The Sakura Diamond is set to sparkle
Christie’s welcomes the coming of spring with the sale of this illustrious purple-pink gem
Japan’s sakura cherry-blossom season peaked this year in the city of Kyoto on 26 March, according to Osaka University. That makes it the earliest flowering in 1,200 years - the previous record of a day later had been set in 1409. But for auction houses in Asia rocked by the pandemic, the lucrative spring-sales season can’t come soon enough.

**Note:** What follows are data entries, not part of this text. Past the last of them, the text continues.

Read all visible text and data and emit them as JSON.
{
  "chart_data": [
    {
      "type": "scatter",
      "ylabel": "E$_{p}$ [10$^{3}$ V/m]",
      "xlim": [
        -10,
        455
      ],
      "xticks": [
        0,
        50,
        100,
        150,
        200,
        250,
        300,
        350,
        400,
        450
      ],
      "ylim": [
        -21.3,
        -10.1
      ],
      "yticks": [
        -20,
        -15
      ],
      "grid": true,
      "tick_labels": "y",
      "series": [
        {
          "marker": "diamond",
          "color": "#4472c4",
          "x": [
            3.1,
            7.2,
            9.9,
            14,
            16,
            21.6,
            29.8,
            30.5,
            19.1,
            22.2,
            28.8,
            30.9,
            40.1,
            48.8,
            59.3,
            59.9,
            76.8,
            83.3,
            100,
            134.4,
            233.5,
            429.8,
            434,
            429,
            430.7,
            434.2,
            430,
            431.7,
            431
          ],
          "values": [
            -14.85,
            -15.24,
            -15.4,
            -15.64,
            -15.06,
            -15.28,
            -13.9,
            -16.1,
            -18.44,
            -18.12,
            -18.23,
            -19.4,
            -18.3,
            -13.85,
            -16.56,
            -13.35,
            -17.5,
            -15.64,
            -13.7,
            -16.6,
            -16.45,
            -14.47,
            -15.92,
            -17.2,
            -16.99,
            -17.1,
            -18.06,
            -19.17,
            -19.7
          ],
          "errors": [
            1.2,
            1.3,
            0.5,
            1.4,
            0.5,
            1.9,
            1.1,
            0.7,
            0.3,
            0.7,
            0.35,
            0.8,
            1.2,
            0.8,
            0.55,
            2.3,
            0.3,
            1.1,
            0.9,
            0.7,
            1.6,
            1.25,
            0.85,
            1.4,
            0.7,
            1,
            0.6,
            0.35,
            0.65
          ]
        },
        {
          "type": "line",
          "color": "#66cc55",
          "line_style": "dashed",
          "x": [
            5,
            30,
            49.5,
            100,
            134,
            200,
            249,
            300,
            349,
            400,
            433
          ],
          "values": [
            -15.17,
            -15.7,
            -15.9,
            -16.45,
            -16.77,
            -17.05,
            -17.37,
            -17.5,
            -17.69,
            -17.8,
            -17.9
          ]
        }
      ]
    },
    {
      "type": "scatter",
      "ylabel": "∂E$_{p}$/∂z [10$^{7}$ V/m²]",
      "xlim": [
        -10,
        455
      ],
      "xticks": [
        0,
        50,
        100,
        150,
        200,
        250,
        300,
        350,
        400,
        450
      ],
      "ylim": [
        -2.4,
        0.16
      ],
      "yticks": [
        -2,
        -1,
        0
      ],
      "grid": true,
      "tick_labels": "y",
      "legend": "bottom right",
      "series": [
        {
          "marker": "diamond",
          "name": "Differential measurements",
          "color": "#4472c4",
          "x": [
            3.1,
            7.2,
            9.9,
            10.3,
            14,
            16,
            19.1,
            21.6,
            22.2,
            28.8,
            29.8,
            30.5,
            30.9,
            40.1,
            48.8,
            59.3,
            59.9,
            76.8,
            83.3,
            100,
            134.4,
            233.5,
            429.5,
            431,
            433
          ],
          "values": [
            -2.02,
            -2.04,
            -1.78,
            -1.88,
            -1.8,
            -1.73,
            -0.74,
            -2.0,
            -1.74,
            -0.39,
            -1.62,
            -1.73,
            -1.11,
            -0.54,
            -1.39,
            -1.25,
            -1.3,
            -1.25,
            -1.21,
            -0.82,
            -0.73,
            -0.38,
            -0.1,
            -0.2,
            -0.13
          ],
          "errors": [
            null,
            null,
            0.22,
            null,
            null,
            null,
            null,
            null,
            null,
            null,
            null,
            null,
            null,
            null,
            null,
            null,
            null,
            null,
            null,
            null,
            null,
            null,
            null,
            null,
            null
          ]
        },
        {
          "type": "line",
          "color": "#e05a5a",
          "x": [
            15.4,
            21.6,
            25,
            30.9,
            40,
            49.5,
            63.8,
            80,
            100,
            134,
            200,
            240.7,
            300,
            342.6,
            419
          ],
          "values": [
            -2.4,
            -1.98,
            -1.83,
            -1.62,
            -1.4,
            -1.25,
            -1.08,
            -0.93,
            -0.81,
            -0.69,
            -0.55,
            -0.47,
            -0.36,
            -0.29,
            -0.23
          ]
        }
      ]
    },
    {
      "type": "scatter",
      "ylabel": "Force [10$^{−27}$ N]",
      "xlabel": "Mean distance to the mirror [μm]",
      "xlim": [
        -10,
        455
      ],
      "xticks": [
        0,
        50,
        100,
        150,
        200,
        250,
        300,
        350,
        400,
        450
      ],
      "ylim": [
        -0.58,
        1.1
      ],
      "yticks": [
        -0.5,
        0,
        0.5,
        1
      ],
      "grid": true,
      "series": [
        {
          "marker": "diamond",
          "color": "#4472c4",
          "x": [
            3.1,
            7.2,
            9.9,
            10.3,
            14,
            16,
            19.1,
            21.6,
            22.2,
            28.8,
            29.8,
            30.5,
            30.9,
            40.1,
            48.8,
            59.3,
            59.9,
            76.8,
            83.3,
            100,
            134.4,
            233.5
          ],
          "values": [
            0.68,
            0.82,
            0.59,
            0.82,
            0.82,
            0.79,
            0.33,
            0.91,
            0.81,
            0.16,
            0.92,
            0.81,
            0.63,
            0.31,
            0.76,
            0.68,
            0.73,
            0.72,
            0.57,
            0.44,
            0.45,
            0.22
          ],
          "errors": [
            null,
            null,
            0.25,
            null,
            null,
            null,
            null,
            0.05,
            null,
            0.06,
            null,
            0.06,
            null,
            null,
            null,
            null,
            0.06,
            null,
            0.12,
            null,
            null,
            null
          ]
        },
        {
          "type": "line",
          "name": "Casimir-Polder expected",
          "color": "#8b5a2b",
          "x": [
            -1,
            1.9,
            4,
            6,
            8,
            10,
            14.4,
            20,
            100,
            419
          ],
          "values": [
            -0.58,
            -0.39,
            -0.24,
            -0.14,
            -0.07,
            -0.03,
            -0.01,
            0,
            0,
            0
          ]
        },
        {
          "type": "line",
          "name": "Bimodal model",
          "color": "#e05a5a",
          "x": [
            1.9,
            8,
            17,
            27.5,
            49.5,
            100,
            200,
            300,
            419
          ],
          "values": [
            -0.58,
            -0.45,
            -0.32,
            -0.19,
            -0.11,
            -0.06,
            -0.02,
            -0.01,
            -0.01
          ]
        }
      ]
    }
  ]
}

Christie’s in Hong Kong is trying to capture a little of the flower power in auctioning off the “Sakura Diamond” on 23 May. With its “perfect display of strong saturation and remarkable pink hue with a secondary colour of purple, [the Sakura Diamond resembles] the fascinating colour of cherry blossoms – appropriately coinciding with spring”, says the auction house.
The rich celebrate
The gem is a “fancy vivid purple-pink internally flawless” diamond, weighing 15.81 carats, and the largest such “purple-pink” stone to come to auction since the “Spirit of the Rose” last November. That one, a 14.8-carat purple-pink diamond, sold for CHF24.4m (£20.1m) with Sotheby’s in Geneva. This time, Christie’s in Hong Kong is hoping to fetch between HK$195m-HK$300m (£18.2m-£28m) for the Sakura Diamond. And well it might. The auction record for any gemstone was set by the “Pink Star” in 2017, when Sotheby’s sold the 59.6-carat “vivid pink” gem for HK$553m (£57m).

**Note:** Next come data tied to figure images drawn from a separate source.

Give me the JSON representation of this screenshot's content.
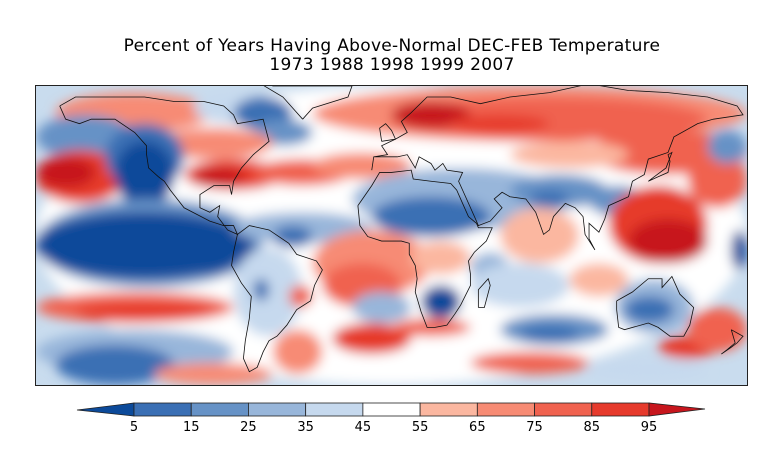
{
  "title": {
    "line1": "Percent of Years Having Above-Normal DEC-FEB Temperature",
    "line2": "1973 1988 1998 1999 2007"
  },
  "map": {
    "type": "global-anomaly-map",
    "projection": "cylindrical",
    "variable": "Percent of years with above-normal DEC-FEB temperature",
    "years": [
      "1973",
      "1988",
      "1998",
      "1999",
      "2007"
    ],
    "regions": [
      {
        "name": "equatorial-central-east-pacific",
        "category": "<5",
        "desc": "strong cold (La Nina-like) tongue"
      },
      {
        "name": "north-pacific-hawaii",
        "category": ">95",
        "desc": "warm"
      },
      {
        "name": "southeast-united-states",
        "category": ">95",
        "desc": "warm"
      },
      {
        "name": "northern-europe-scandinavia",
        "category": ">95",
        "desc": "warm"
      },
      {
        "name": "western-pacific-philippines",
        "category": "85-95",
        "desc": "warm"
      },
      {
        "name": "north-africa-middle-east",
        "category": "5-25",
        "desc": "cold"
      },
      {
        "name": "southern-africa",
        "category": "<5",
        "desc": "cold"
      },
      {
        "name": "australia-interior",
        "category": "15-35",
        "desc": "cold"
      },
      {
        "name": "south-indian-ocean",
        "category": "15-25",
        "desc": "cold"
      },
      {
        "name": "southeast-australia-tasmania",
        "category": "85-95",
        "desc": "warm"
      }
    ]
  },
  "colorbar": {
    "ticks": [
      "5",
      "15",
      "25",
      "35",
      "45",
      "55",
      "65",
      "75",
      "85",
      "95"
    ],
    "colors": {
      "below_5": "#0c4a9a",
      "5-15": "#3a6fb4",
      "15-25": "#6692c6",
      "25-35": "#98b6da",
      "35-45": "#c6d9ee",
      "45-55": "#ffffff",
      "55-65": "#fbb7a0",
      "65-75": "#f78b74",
      "75-85": "#f0624f",
      "85-95": "#e63a2c",
      "above_95": "#c7161d"
    }
  }
}
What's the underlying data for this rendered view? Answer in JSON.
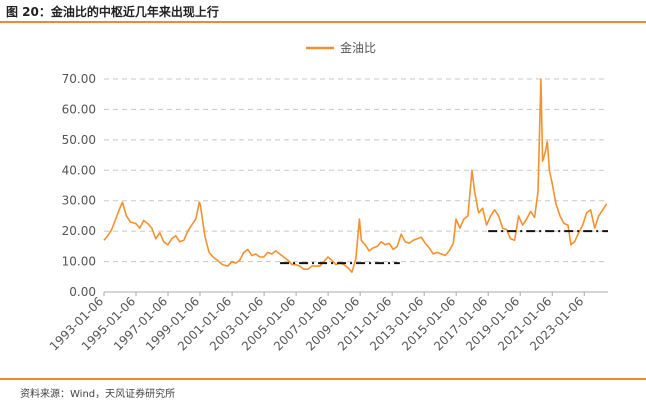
{
  "header": {
    "figure_title": "图 20：金油比的中枢近几年来出现上行"
  },
  "footer": {
    "source": "资料来源：Wind，天风证券研究所"
  },
  "colors": {
    "series": "#f4912e",
    "rule": "#f0882d",
    "grid": "#c8c8c8",
    "reference": "#111111"
  },
  "chart_data": {
    "type": "line",
    "title": "",
    "xlabel": "",
    "ylabel": "",
    "legend_position": "top-center",
    "grid": "horizontal-dashed",
    "ylim": [
      0,
      70
    ],
    "xlim": [
      "1993-01-06",
      "2024-07-01"
    ],
    "yticks": [
      "0.00",
      "10.00",
      "20.00",
      "30.00",
      "40.00",
      "50.00",
      "60.00",
      "70.00"
    ],
    "xticks": [
      "1993-01-06",
      "1995-01-06",
      "1997-01-06",
      "1999-01-06",
      "2001-01-06",
      "2003-01-06",
      "2005-01-06",
      "2007-01-06",
      "2009-01-06",
      "2011-01-06",
      "2013-01-06",
      "2015-01-06",
      "2017-01-06",
      "2019-01-06",
      "2021-01-06",
      "2023-01-06"
    ],
    "series": [
      {
        "name": "金油比",
        "points": [
          [
            "1993-01-06",
            17.0
          ],
          [
            "1993-04-01",
            18.5
          ],
          [
            "1993-07-01",
            20.5
          ],
          [
            "1993-10-01",
            24.0
          ],
          [
            "1994-01-01",
            27.5
          ],
          [
            "1994-03-01",
            29.5
          ],
          [
            "1994-06-01",
            25.0
          ],
          [
            "1994-09-01",
            23.0
          ],
          [
            "1995-01-01",
            22.5
          ],
          [
            "1995-04-01",
            21.0
          ],
          [
            "1995-07-01",
            23.5
          ],
          [
            "1995-10-01",
            22.5
          ],
          [
            "1996-01-01",
            21.0
          ],
          [
            "1996-04-01",
            17.5
          ],
          [
            "1996-07-01",
            19.5
          ],
          [
            "1996-10-01",
            16.5
          ],
          [
            "1997-01-01",
            15.5
          ],
          [
            "1997-04-01",
            17.5
          ],
          [
            "1997-07-01",
            18.5
          ],
          [
            "1997-10-01",
            16.5
          ],
          [
            "1998-01-01",
            17.0
          ],
          [
            "1998-04-01",
            20.0
          ],
          [
            "1998-07-01",
            22.0
          ],
          [
            "1998-10-01",
            24.0
          ],
          [
            "1998-12-20",
            29.5
          ],
          [
            "1999-01-15",
            28.5
          ],
          [
            "1999-03-01",
            24.0
          ],
          [
            "1999-05-01",
            18.0
          ],
          [
            "1999-08-01",
            13.0
          ],
          [
            "1999-11-01",
            11.5
          ],
          [
            "2000-02-01",
            10.5
          ],
          [
            "2000-06-01",
            9.0
          ],
          [
            "2000-10-01",
            8.5
          ],
          [
            "2001-01-01",
            10.0
          ],
          [
            "2001-04-01",
            9.5
          ],
          [
            "2001-07-01",
            10.5
          ],
          [
            "2001-10-01",
            13.0
          ],
          [
            "2002-01-01",
            14.0
          ],
          [
            "2002-04-01",
            12.0
          ],
          [
            "2002-07-01",
            12.5
          ],
          [
            "2002-10-01",
            11.5
          ],
          [
            "2003-01-01",
            11.5
          ],
          [
            "2003-04-01",
            13.0
          ],
          [
            "2003-07-01",
            12.5
          ],
          [
            "2003-10-01",
            13.5
          ],
          [
            "2004-01-01",
            12.5
          ],
          [
            "2004-04-01",
            11.5
          ],
          [
            "2004-07-01",
            10.5
          ],
          [
            "2004-10-01",
            9.0
          ],
          [
            "2005-01-01",
            9.0
          ],
          [
            "2005-04-01",
            8.5
          ],
          [
            "2005-07-01",
            7.5
          ],
          [
            "2005-10-01",
            7.5
          ],
          [
            "2006-01-01",
            8.5
          ],
          [
            "2006-04-01",
            8.5
          ],
          [
            "2006-07-01",
            8.5
          ],
          [
            "2006-10-01",
            10.0
          ],
          [
            "2007-01-01",
            11.5
          ],
          [
            "2007-04-01",
            10.5
          ],
          [
            "2007-07-01",
            9.0
          ],
          [
            "2007-10-01",
            9.5
          ],
          [
            "2008-01-01",
            9.0
          ],
          [
            "2008-04-01",
            8.0
          ],
          [
            "2008-07-01",
            6.5
          ],
          [
            "2008-10-01",
            11.0
          ],
          [
            "2008-12-20",
            24.0
          ],
          [
            "2009-02-01",
            17.0
          ],
          [
            "2009-05-01",
            15.5
          ],
          [
            "2009-08-01",
            13.5
          ],
          [
            "2009-11-01",
            14.5
          ],
          [
            "2010-02-01",
            15.0
          ],
          [
            "2010-05-01",
            16.5
          ],
          [
            "2010-08-01",
            15.5
          ],
          [
            "2010-11-01",
            16.0
          ],
          [
            "2011-02-01",
            14.0
          ],
          [
            "2011-05-01",
            15.0
          ],
          [
            "2011-08-01",
            19.0
          ],
          [
            "2011-11-01",
            16.5
          ],
          [
            "2012-02-01",
            16.0
          ],
          [
            "2012-05-01",
            17.0
          ],
          [
            "2012-08-01",
            17.5
          ],
          [
            "2012-11-01",
            18.0
          ],
          [
            "2013-02-01",
            16.0
          ],
          [
            "2013-05-01",
            14.5
          ],
          [
            "2013-08-01",
            12.5
          ],
          [
            "2013-11-01",
            13.0
          ],
          [
            "2014-02-01",
            12.5
          ],
          [
            "2014-05-01",
            12.0
          ],
          [
            "2014-08-01",
            13.5
          ],
          [
            "2014-11-01",
            16.0
          ],
          [
            "2015-01-01",
            24.0
          ],
          [
            "2015-04-01",
            21.0
          ],
          [
            "2015-07-01",
            24.0
          ],
          [
            "2015-10-01",
            25.0
          ],
          [
            "2016-01-01",
            40.0
          ],
          [
            "2016-03-01",
            33.0
          ],
          [
            "2016-06-01",
            26.0
          ],
          [
            "2016-09-01",
            27.5
          ],
          [
            "2016-12-01",
            22.0
          ],
          [
            "2017-03-01",
            25.0
          ],
          [
            "2017-06-01",
            27.0
          ],
          [
            "2017-09-01",
            25.0
          ],
          [
            "2017-12-01",
            21.0
          ],
          [
            "2018-03-01",
            20.5
          ],
          [
            "2018-06-01",
            17.5
          ],
          [
            "2018-09-01",
            17.0
          ],
          [
            "2018-12-01",
            25.0
          ],
          [
            "2019-03-01",
            22.0
          ],
          [
            "2019-06-01",
            24.0
          ],
          [
            "2019-09-01",
            26.5
          ],
          [
            "2019-12-01",
            24.5
          ],
          [
            "2020-02-15",
            33.0
          ],
          [
            "2020-04-21",
            70.0
          ],
          [
            "2020-06-01",
            43.0
          ],
          [
            "2020-08-01",
            46.0
          ],
          [
            "2020-09-15",
            49.5
          ],
          [
            "2020-11-01",
            40.0
          ],
          [
            "2021-01-01",
            36.0
          ],
          [
            "2021-04-01",
            29.0
          ],
          [
            "2021-07-01",
            25.0
          ],
          [
            "2021-10-01",
            22.5
          ],
          [
            "2022-01-01",
            22.0
          ],
          [
            "2022-03-08",
            15.5
          ],
          [
            "2022-06-01",
            16.5
          ],
          [
            "2022-09-01",
            19.5
          ],
          [
            "2022-12-01",
            22.0
          ],
          [
            "2023-03-01",
            26.0
          ],
          [
            "2023-06-01",
            27.0
          ],
          [
            "2023-09-01",
            21.0
          ],
          [
            "2023-12-01",
            25.0
          ],
          [
            "2024-03-01",
            27.0
          ],
          [
            "2024-06-01",
            29.0
          ]
        ]
      }
    ],
    "reference_lines": [
      {
        "style": "dash-dot",
        "value": 9.5,
        "from": "2004-01-06",
        "to": "2011-07-01"
      },
      {
        "style": "dash-dot",
        "value": 20.0,
        "from": "2017-01-06",
        "to": "2024-07-01"
      }
    ]
  }
}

These sales might lead you to think coloured diamonds are common. But they are, in fact, among the rarest of gemstones. Pink diamonds are rarer still, falling under the rare Type IIa category of diamonds, which makes up less than 2% of all gem diamonds, notes Christie’s. And only 4% of those possess a colour deep enough to qualify as “fancy vivid”, according to the grading body, the Gemological Institute Of America (GIA).
But while exceptional, even coloured diamonds have not been immune to disruptions caused by Covid-19, with the market “somewhat stymied by the pandemic”, says Andrew Shirley in the recently released Wealth Report 2021 from Knight Frank. Its sub-index for coloured diamonds fell by 1% last year, having risen by 39% over the past decade. That was mainly due to logistical delays in sending and receiving the diamonds, adds Miri Chen of the Fancy Color Research Foundation, the compiler of the sub-index. This year should hopefully be better.

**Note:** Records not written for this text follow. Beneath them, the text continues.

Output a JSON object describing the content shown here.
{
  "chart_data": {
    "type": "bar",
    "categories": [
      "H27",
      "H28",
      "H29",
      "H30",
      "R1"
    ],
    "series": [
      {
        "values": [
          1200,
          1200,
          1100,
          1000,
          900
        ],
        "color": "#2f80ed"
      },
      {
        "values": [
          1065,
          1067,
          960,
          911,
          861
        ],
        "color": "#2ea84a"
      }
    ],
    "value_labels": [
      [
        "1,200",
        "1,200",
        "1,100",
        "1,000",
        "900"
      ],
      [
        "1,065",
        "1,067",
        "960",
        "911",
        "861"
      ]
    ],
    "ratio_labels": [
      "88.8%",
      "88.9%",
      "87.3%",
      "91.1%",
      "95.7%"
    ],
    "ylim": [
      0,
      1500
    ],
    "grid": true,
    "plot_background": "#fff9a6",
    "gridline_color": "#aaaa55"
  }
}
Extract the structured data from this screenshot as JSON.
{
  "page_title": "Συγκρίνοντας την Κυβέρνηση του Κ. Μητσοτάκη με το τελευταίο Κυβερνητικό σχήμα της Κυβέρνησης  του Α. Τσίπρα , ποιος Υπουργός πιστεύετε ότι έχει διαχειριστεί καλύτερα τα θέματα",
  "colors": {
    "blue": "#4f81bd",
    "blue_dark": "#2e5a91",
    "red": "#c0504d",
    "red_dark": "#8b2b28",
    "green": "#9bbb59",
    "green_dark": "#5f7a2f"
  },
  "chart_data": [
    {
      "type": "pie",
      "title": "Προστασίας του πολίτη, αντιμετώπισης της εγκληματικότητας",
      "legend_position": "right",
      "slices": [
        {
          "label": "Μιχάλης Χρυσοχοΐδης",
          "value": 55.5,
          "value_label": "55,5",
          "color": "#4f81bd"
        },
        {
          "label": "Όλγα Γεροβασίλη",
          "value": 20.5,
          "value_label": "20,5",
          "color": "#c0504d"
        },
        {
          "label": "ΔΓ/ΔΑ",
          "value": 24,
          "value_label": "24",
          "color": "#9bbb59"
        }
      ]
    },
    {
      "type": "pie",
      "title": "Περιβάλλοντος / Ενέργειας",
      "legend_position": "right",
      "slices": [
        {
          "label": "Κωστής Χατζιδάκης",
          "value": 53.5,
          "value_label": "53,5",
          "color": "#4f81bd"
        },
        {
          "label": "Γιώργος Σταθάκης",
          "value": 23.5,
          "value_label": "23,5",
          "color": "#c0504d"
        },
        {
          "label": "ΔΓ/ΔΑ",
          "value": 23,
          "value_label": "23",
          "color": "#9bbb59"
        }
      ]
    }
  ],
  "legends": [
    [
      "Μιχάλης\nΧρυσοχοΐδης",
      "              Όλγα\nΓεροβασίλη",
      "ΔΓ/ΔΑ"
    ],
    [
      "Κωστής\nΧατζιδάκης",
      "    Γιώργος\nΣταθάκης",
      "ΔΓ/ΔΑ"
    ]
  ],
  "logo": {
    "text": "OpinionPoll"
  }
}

“It seems that HNWIs (high net worth individuals) can’t wait to compensate themselves for 2020, celebrate and buy the jewellery that they could not purchase during Covid-19,” says Chen. The closure of Rio Tinto’s Argyle mine in Western Australia last November is another reason the market may yet regain its sparkle. It had been, as Kate Youde put it in the Financial Times, “the only consistent source of pink diamonds… responsible for 90% of the world’s supply”.